《天使さま》から始まった

 次の日から、佳奈と私は学校周辺を歩いて回っていた。

 佳奈曰く、土地特有の「場」の力と「気」の流れをしらべてる、って言うんだけど……。

 私にはさっぱり。

 ⋯⋯っ!!

 振り返る。

 誰もいない⋯⋯。

「美織?」

 急に立ち止まった私を訝しげに佳奈が声をかけてきた。

「ううん、何でもない。
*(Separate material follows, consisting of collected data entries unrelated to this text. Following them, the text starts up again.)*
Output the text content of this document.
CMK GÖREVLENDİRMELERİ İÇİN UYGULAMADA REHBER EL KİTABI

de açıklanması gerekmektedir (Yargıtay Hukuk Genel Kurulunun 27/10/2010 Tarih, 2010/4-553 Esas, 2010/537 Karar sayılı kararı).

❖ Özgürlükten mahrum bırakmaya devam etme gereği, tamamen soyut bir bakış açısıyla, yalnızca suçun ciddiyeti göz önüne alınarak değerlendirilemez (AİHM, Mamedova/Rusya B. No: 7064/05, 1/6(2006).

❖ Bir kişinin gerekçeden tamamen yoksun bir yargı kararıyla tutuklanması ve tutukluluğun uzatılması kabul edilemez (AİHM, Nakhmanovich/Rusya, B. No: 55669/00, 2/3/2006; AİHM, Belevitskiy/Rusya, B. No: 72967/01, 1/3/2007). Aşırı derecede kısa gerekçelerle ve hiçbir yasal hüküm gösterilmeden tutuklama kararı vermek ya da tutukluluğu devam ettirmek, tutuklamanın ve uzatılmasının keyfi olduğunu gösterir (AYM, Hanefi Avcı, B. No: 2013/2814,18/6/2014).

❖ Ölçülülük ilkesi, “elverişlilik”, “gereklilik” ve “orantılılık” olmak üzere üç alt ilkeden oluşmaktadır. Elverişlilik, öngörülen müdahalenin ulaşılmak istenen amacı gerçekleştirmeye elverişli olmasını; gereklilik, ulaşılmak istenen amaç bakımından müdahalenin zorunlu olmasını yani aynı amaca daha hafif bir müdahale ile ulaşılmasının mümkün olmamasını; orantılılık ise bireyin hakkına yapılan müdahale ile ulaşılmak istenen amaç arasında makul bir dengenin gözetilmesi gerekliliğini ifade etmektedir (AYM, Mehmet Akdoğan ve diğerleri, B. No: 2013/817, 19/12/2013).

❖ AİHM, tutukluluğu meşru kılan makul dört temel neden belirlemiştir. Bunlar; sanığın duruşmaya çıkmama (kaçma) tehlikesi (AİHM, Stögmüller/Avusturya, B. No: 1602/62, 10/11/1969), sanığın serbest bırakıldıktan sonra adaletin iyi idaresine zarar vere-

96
気のせいだったみたい」

 佳奈に追い付いて横に並んで歩く。

「今の視線、感じたんでしょ?」

「えっ!?佳奈も?」

 私がもう一度振り返ろうとしたら、手を繋がられて制される。

「私達が気付いてることを相手には悟られたくないから。
 元々あの日から何人か見張りが付いてたのは知ってたけど、さっきのは尋常じゃないくらいの殺気だったわね。ただの見張りだから何かするわけじゃないから安心して」

 繋いだ手をギュッと握る佳奈の手の温かさに、強張った身体がほぐれる。

 佳奈は校舎の時計を見上げると、

「昼休み終わっちゃうね。そろそろ教室に戻ろっか」

 私の手を引いて歩く佳奈を頼もしく思いながら歩き出す。